As I was writing out my weekly grocery list while searching the Internet for recipes, I came across a Newsweek “web exclusive.” The article suggested that married men are domestically-challenged slobs who cannot take care of themselves. Well, they didn’t say it in those terms, but on first glance, that’s what I thought. How many times have we been told this over the past 30 years? I cannot tell you how many times I flipped on TV talk shows that bashed men. My first experience with this came years ago when I was a child playing with my Lego sets. My mother had “Donahue” on in the room. His shows constantly told the audience that men are scum. I think the message sunk in with me at that early age when I said, “When I grow up, I need to do my fair share around the house.“ Today, I do an unbelievable amount of the domestic chores — most likely out of my mother’s and Phil Donahue’s guilt trips. I’ll never forget seeing such miserable women crying how much they hated being housewives. So today, when I see a new study that repeats that mantra, I feel that responsible married men throughout the Fruited Plain are taking it on the chin.
The Newsweek article, titled, “Boyfriends Outdo Husbands on Housework” has a twist. It is based on a study that was published in the September Journal of Family Issues. The study found that, “live-in boyfriends spend more time scrubbing and scouring than their married counterparts.” After reading this article, I conjured up images of young, ambitious, romantic, well-toned Zac Ephron-like boyfriends who also operate like Alice on “The Brady Bunch.”
Since it is reported that “live-in boyfriends” are doing more of the housework, their “live-in girlfriends” are taking advantage of their “stud-muffins” and are doing less. This arrangement never looked better to many of these women who are pampered with their home chef/maid/handyman. To top it off, these “live-in couples” are reporting better sex. So this article indirectly begs the question: Why get married? When your Domestic God puts the ring on your finger, he will suddenly turn into Homer Simpson or Al Bundy from “Married with Children.”

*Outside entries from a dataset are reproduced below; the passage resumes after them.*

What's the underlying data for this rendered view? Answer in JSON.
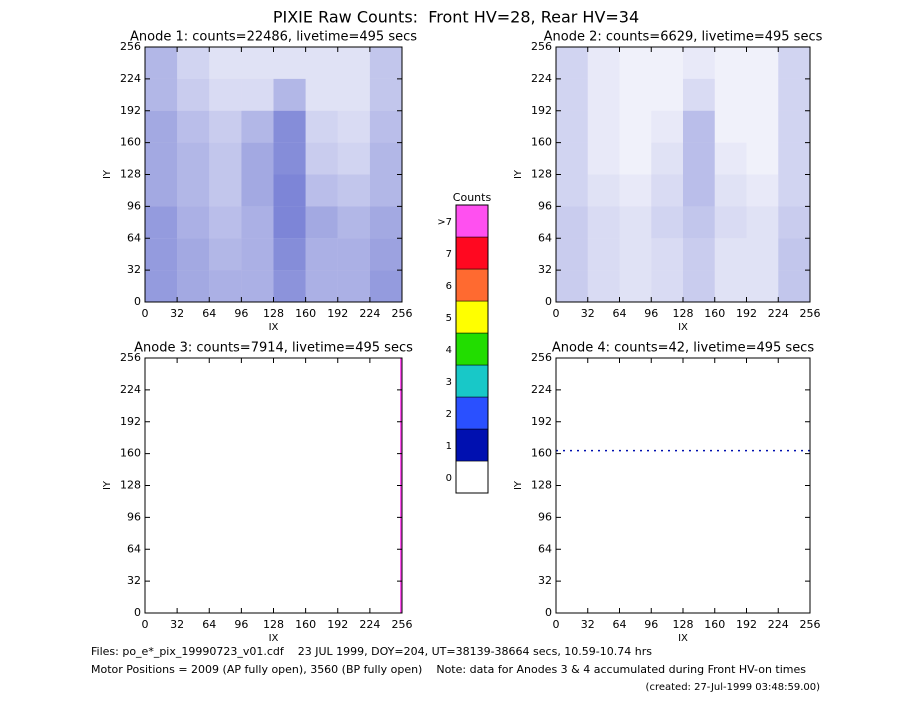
{
  "title": "PIXIE Raw Counts:  Front HV=28, Rear HV=34",
  "chart_data": [
    {
      "type": "heatmap",
      "title": "Anode 1: counts=22486, livetime=495 secs",
      "xlabel": "IX",
      "ylabel": "IY",
      "xlim": [
        0,
        256
      ],
      "ylim": [
        0,
        256
      ],
      "xticks": [
        0,
        32,
        64,
        96,
        128,
        160,
        192,
        224,
        256
      ],
      "yticks": [
        0,
        32,
        64,
        96,
        128,
        160,
        192,
        224,
        256
      ],
      "color": "#0010b0",
      "density": [
        [
          0.5,
          0.3,
          0.2,
          0.2,
          0.2,
          0.2,
          0.2,
          0.4
        ],
        [
          0.5,
          0.35,
          0.25,
          0.25,
          0.5,
          0.2,
          0.2,
          0.4
        ],
        [
          0.6,
          0.45,
          0.35,
          0.5,
          0.8,
          0.3,
          0.25,
          0.45
        ],
        [
          0.6,
          0.5,
          0.4,
          0.6,
          0.8,
          0.35,
          0.3,
          0.5
        ],
        [
          0.6,
          0.5,
          0.4,
          0.6,
          0.85,
          0.45,
          0.4,
          0.5
        ],
        [
          0.7,
          0.55,
          0.45,
          0.55,
          0.85,
          0.6,
          0.5,
          0.6
        ],
        [
          0.7,
          0.6,
          0.5,
          0.55,
          0.8,
          0.55,
          0.55,
          0.65
        ],
        [
          0.7,
          0.6,
          0.55,
          0.55,
          0.75,
          0.55,
          0.55,
          0.7
        ]
      ]
    },
    {
      "type": "heatmap",
      "title": "Anode 2: counts=6629, livetime=495 secs",
      "xlabel": "IX",
      "ylabel": "IY",
      "xlim": [
        0,
        256
      ],
      "ylim": [
        0,
        256
      ],
      "xticks": [
        0,
        32,
        64,
        96,
        128,
        160,
        192,
        224,
        256
      ],
      "yticks": [
        0,
        32,
        64,
        96,
        128,
        160,
        192,
        224,
        256
      ],
      "color": "#0010b0",
      "density": [
        [
          0.3,
          0.15,
          0.1,
          0.1,
          0.15,
          0.1,
          0.1,
          0.3
        ],
        [
          0.3,
          0.15,
          0.1,
          0.1,
          0.25,
          0.1,
          0.1,
          0.3
        ],
        [
          0.3,
          0.15,
          0.1,
          0.15,
          0.45,
          0.1,
          0.1,
          0.3
        ],
        [
          0.3,
          0.15,
          0.1,
          0.2,
          0.45,
          0.15,
          0.1,
          0.3
        ],
        [
          0.3,
          0.2,
          0.15,
          0.25,
          0.45,
          0.2,
          0.15,
          0.3
        ],
        [
          0.35,
          0.25,
          0.2,
          0.3,
          0.4,
          0.25,
          0.2,
          0.35
        ],
        [
          0.35,
          0.25,
          0.2,
          0.25,
          0.35,
          0.2,
          0.2,
          0.4
        ],
        [
          0.35,
          0.25,
          0.2,
          0.25,
          0.35,
          0.2,
          0.2,
          0.4
        ]
      ]
    },
    {
      "type": "heatmap",
      "title": "Anode 3: counts=7914, livetime=495 secs",
      "xlabel": "IX",
      "ylabel": "IY",
      "xlim": [
        0,
        256
      ],
      "ylim": [
        0,
        256
      ],
      "xticks": [
        0,
        32,
        64,
        96,
        128,
        160,
        192,
        224,
        256
      ],
      "yticks": [
        0,
        32,
        64,
        96,
        128,
        160,
        192,
        224,
        256
      ],
      "color": "#ff50f0",
      "line_ix": 256
    },
    {
      "type": "heatmap",
      "title": "Anode 4: counts=42, livetime=495 secs",
      "xlabel": "IX",
      "ylabel": "IY",
      "xlim": [
        0,
        256
      ],
      "ylim": [
        0,
        256
      ],
      "xticks": [
        0,
        32,
        64,
        96,
        128,
        160,
        192,
        224,
        256
      ],
      "yticks": [
        0,
        32,
        64,
        96,
        128,
        160,
        192,
        224,
        256
      ],
      "color": "#0010b0",
      "line_iy": 163
    }
  ],
  "colorbar": {
    "title": "Counts",
    "labels": [
      "0",
      "1",
      "2",
      "3",
      "4",
      "5",
      "6",
      "7",
      ">7"
    ],
    "colors": [
      "#ffffff",
      "#0010b0",
      "#2a50ff",
      "#18c8c8",
      "#22dd00",
      "#ffff00",
      "#ff6a30",
      "#ff0820",
      "#ff50f0"
    ]
  },
  "footer": [
    "Files: po_e*_pix_19990723_v01.cdf    23 JUL 1999, DOY=204, UT=38139-38664 secs, 10.59-10.74 hrs",
    "Motor Positions = 2009 (AP fully open), 3560 (BP fully open)    Note: data for Anodes 3 & 4 accumulated during Front HV-on times",
    "(created: 27-Jul-1999 03:48:59.00)"
  ]
}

OK, perhaps I’m being cynical here, but the findings in this study are making it harder for the married men who are doing their fair share around the house. How much more do they have to prove that they are worthy after their wives and friends read articles like this in Newsweek?
There were many theories bandied about in this study as to why boyfriends outdo their married counterparts. One of the authors suggested that, “self-selection may play a role: those with more liberal, egalitarian views about housework may be more liable to live unmarried with their significant others.”

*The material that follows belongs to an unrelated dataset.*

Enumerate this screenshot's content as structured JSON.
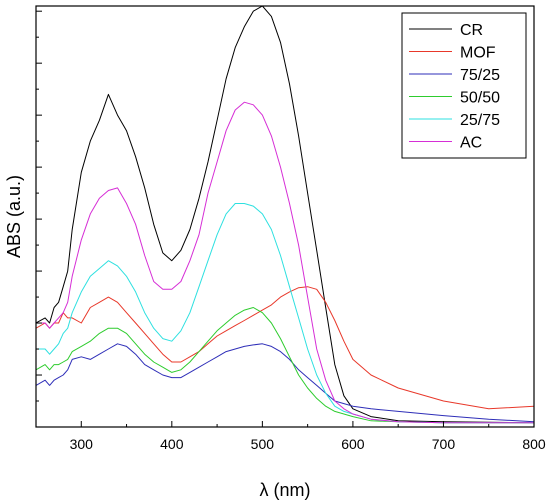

My suggestion is this: These boyfriends who are sweeping and sautéing, are doing their best to impress their girlfriends. The question here is, “How long do they keep this level of service up?” Also, “Do these men have day jobs?” I would love for the study authors to check in with these guys in a few years.

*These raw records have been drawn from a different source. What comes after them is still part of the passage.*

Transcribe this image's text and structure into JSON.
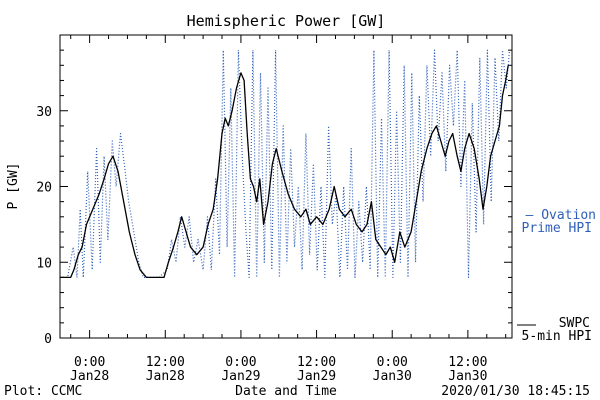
{
  "chart_data": {
    "type": "line",
    "title": "Hemispheric Power [GW]",
    "ylabel": "P [GW]",
    "xlabel": "Date and Time",
    "ylim": [
      0,
      40
    ],
    "xlim_hours": [
      -4.7,
      67.0
    ],
    "y_ticks": [
      0,
      10,
      20,
      30
    ],
    "x_ticks": [
      {
        "hour": 0,
        "time": "0:00",
        "day": "Jan28"
      },
      {
        "hour": 12,
        "time": "12:00",
        "day": "Jan28"
      },
      {
        "hour": 24,
        "time": "0:00",
        "day": "Jan29"
      },
      {
        "hour": 36,
        "time": "12:00",
        "day": "Jan29"
      },
      {
        "hour": 48,
        "time": "0:00",
        "day": "Jan30"
      },
      {
        "hour": 60,
        "time": "12:00",
        "day": "Jan30"
      }
    ],
    "series": [
      {
        "name": "SWPC 5-min HPI",
        "legend_lines": [
          "SWPC",
          "5-min HPI"
        ],
        "style": "solid",
        "color": "#000000",
        "points": [
          [
            -4.7,
            8
          ],
          [
            -3.0,
            8
          ],
          [
            -2.5,
            9
          ],
          [
            -1.8,
            11
          ],
          [
            -1.2,
            12
          ],
          [
            -0.5,
            15
          ],
          [
            0.5,
            17
          ],
          [
            1.5,
            19
          ],
          [
            2.3,
            21
          ],
          [
            3.0,
            23
          ],
          [
            3.7,
            24
          ],
          [
            4.5,
            22
          ],
          [
            5.4,
            18
          ],
          [
            6.3,
            14
          ],
          [
            7.2,
            11
          ],
          [
            8.0,
            9
          ],
          [
            9.0,
            8
          ],
          [
            10.5,
            8
          ],
          [
            11.8,
            8
          ],
          [
            12.5,
            10
          ],
          [
            13.3,
            12
          ],
          [
            14.0,
            14
          ],
          [
            14.6,
            16
          ],
          [
            15.3,
            14
          ],
          [
            16.0,
            12
          ],
          [
            17.0,
            11
          ],
          [
            18.0,
            12
          ],
          [
            18.8,
            15
          ],
          [
            19.6,
            17
          ],
          [
            20.3,
            21
          ],
          [
            21.0,
            27
          ],
          [
            21.5,
            29
          ],
          [
            22.0,
            28
          ],
          [
            22.6,
            30
          ],
          [
            23.3,
            33
          ],
          [
            24.0,
            35
          ],
          [
            24.5,
            34
          ],
          [
            25.0,
            27
          ],
          [
            25.5,
            21
          ],
          [
            26.0,
            20
          ],
          [
            26.5,
            18
          ],
          [
            27.0,
            21
          ],
          [
            27.6,
            15
          ],
          [
            28.3,
            18
          ],
          [
            29.0,
            23
          ],
          [
            29.6,
            25
          ],
          [
            30.5,
            22
          ],
          [
            31.5,
            19
          ],
          [
            32.5,
            17
          ],
          [
            33.5,
            16
          ],
          [
            34.3,
            17
          ],
          [
            35.0,
            15
          ],
          [
            36.0,
            16
          ],
          [
            37.0,
            15
          ],
          [
            38.0,
            17
          ],
          [
            38.8,
            20
          ],
          [
            39.6,
            17
          ],
          [
            40.5,
            16
          ],
          [
            41.5,
            17
          ],
          [
            42.3,
            15
          ],
          [
            43.2,
            14
          ],
          [
            44.0,
            15
          ],
          [
            44.7,
            18
          ],
          [
            45.4,
            13
          ],
          [
            46.2,
            12
          ],
          [
            47.0,
            11
          ],
          [
            47.7,
            12
          ],
          [
            48.4,
            10
          ],
          [
            49.2,
            14
          ],
          [
            50.0,
            12
          ],
          [
            51.0,
            14
          ],
          [
            51.8,
            18
          ],
          [
            52.6,
            22
          ],
          [
            53.5,
            25
          ],
          [
            54.3,
            27
          ],
          [
            55.0,
            28
          ],
          [
            55.7,
            26
          ],
          [
            56.4,
            24
          ],
          [
            57.0,
            26
          ],
          [
            57.6,
            27
          ],
          [
            58.3,
            24
          ],
          [
            58.9,
            22
          ],
          [
            59.5,
            25
          ],
          [
            60.2,
            27
          ],
          [
            61.0,
            25
          ],
          [
            61.8,
            21
          ],
          [
            62.4,
            17
          ],
          [
            63.0,
            20
          ],
          [
            63.6,
            24
          ],
          [
            64.3,
            26
          ],
          [
            65.0,
            28
          ],
          [
            65.5,
            32
          ],
          [
            66.0,
            34
          ],
          [
            66.4,
            36
          ]
        ]
      },
      {
        "name": "Ovation Prime HPI",
        "legend_lines": [
          "— Ovation",
          "Prime HPI"
        ],
        "style": "dotted",
        "color": "#2f5fb8",
        "points": [
          [
            -4.7,
            8
          ],
          [
            -3.5,
            8
          ],
          [
            -2.6,
            12
          ],
          [
            -2.0,
            8
          ],
          [
            -1.5,
            17
          ],
          [
            -1.0,
            8
          ],
          [
            -0.3,
            22
          ],
          [
            0.4,
            9
          ],
          [
            1.1,
            25
          ],
          [
            1.7,
            10
          ],
          [
            2.3,
            24
          ],
          [
            2.9,
            13
          ],
          [
            3.6,
            26
          ],
          [
            4.2,
            20
          ],
          [
            4.9,
            27
          ],
          [
            5.5,
            23
          ],
          [
            6.2,
            18
          ],
          [
            7.0,
            14
          ],
          [
            7.8,
            10
          ],
          [
            8.5,
            8
          ],
          [
            9.5,
            8
          ],
          [
            11.0,
            8
          ],
          [
            12.3,
            9
          ],
          [
            13.0,
            13
          ],
          [
            13.7,
            10
          ],
          [
            14.4,
            16
          ],
          [
            15.1,
            12
          ],
          [
            15.8,
            16
          ],
          [
            16.5,
            10
          ],
          [
            17.2,
            13
          ],
          [
            18.0,
            9
          ],
          [
            18.7,
            16
          ],
          [
            19.3,
            9
          ],
          [
            20.0,
            21
          ],
          [
            20.6,
            11
          ],
          [
            21.2,
            38
          ],
          [
            21.8,
            12
          ],
          [
            22.4,
            33
          ],
          [
            23.0,
            8
          ],
          [
            23.6,
            38
          ],
          [
            24.2,
            24
          ],
          [
            24.8,
            14
          ],
          [
            25.3,
            8
          ],
          [
            25.9,
            38
          ],
          [
            26.5,
            8
          ],
          [
            27.1,
            35
          ],
          [
            27.7,
            10
          ],
          [
            28.3,
            33
          ],
          [
            28.9,
            9
          ],
          [
            29.5,
            38
          ],
          [
            30.1,
            8
          ],
          [
            30.7,
            28
          ],
          [
            31.3,
            10
          ],
          [
            31.9,
            25
          ],
          [
            32.5,
            12
          ],
          [
            33.1,
            20
          ],
          [
            33.7,
            9
          ],
          [
            34.3,
            27
          ],
          [
            34.9,
            11
          ],
          [
            35.5,
            23
          ],
          [
            36.1,
            9
          ],
          [
            36.7,
            20
          ],
          [
            37.3,
            8
          ],
          [
            37.9,
            28
          ],
          [
            38.5,
            15
          ],
          [
            39.1,
            19
          ],
          [
            39.7,
            8
          ],
          [
            40.3,
            20
          ],
          [
            40.9,
            9
          ],
          [
            41.5,
            25
          ],
          [
            42.1,
            8
          ],
          [
            42.7,
            18
          ],
          [
            43.3,
            10
          ],
          [
            43.9,
            20
          ],
          [
            44.5,
            9
          ],
          [
            45.1,
            38
          ],
          [
            45.7,
            8
          ],
          [
            46.3,
            29
          ],
          [
            46.9,
            8
          ],
          [
            47.5,
            38
          ],
          [
            48.1,
            8
          ],
          [
            48.7,
            30
          ],
          [
            49.3,
            10
          ],
          [
            49.9,
            36
          ],
          [
            50.5,
            8
          ],
          [
            51.1,
            35
          ],
          [
            51.7,
            10
          ],
          [
            52.3,
            32
          ],
          [
            52.9,
            18
          ],
          [
            53.5,
            36
          ],
          [
            54.1,
            24
          ],
          [
            54.7,
            38
          ],
          [
            55.3,
            26
          ],
          [
            55.9,
            35
          ],
          [
            56.5,
            22
          ],
          [
            57.1,
            36
          ],
          [
            57.7,
            28
          ],
          [
            58.3,
            38
          ],
          [
            58.9,
            20
          ],
          [
            59.5,
            34
          ],
          [
            60.1,
            8
          ],
          [
            60.7,
            31
          ],
          [
            61.3,
            14
          ],
          [
            61.9,
            37
          ],
          [
            62.5,
            15
          ],
          [
            63.1,
            38
          ],
          [
            63.7,
            18
          ],
          [
            64.3,
            37
          ],
          [
            64.9,
            26
          ],
          [
            65.5,
            38
          ],
          [
            66.1,
            33
          ],
          [
            66.6,
            38
          ]
        ]
      }
    ],
    "grid": false,
    "legend_placement": "outside-right"
  },
  "footer": {
    "credit": "Plot: CCMC",
    "timestamp": "2020/01/30 18:45:15"
  }
}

I have another reason why so many married men are not doing as much as boyfriends. The article said that, “despite rapidly changing gender roles, many men haven’t had much exposure to households where chores are equally divided between husband and wife.” So in these cases, the young brides either did nothing about it by taking on all the household duties are they tried to “train their hubbies,” but they “didn’t get it” in their eyes. So, they jumped on the phone to tell Mommy and their friends that “Joe Six Pack” doesn’t know how to wash a head of lettuce. Thus we have many married male couch potatoes out there who are proud to sit around all weekend swigging Budweiser and chasing it with Chips Ahoy while watching football.
Let’s also not forget the stereotypes. In modern times we have made it OK for men to be useless at home. If a male is responsible at home, then there must be something wrong.
Author Neil Chethik, who wrote “VoiceMale: What Husbands Really Think About Their Marriages, Their Wives, Sex, Housework and Commitment,” is featured in the article. He suggested that, “couples should create a clear list of each spouse’s household responsibilities. The payoff can be big for both partners.” Now that makes sense. If more couples commit to a sensible plan like that, then perhaps there is hope for the state of marriage and the division of household labor.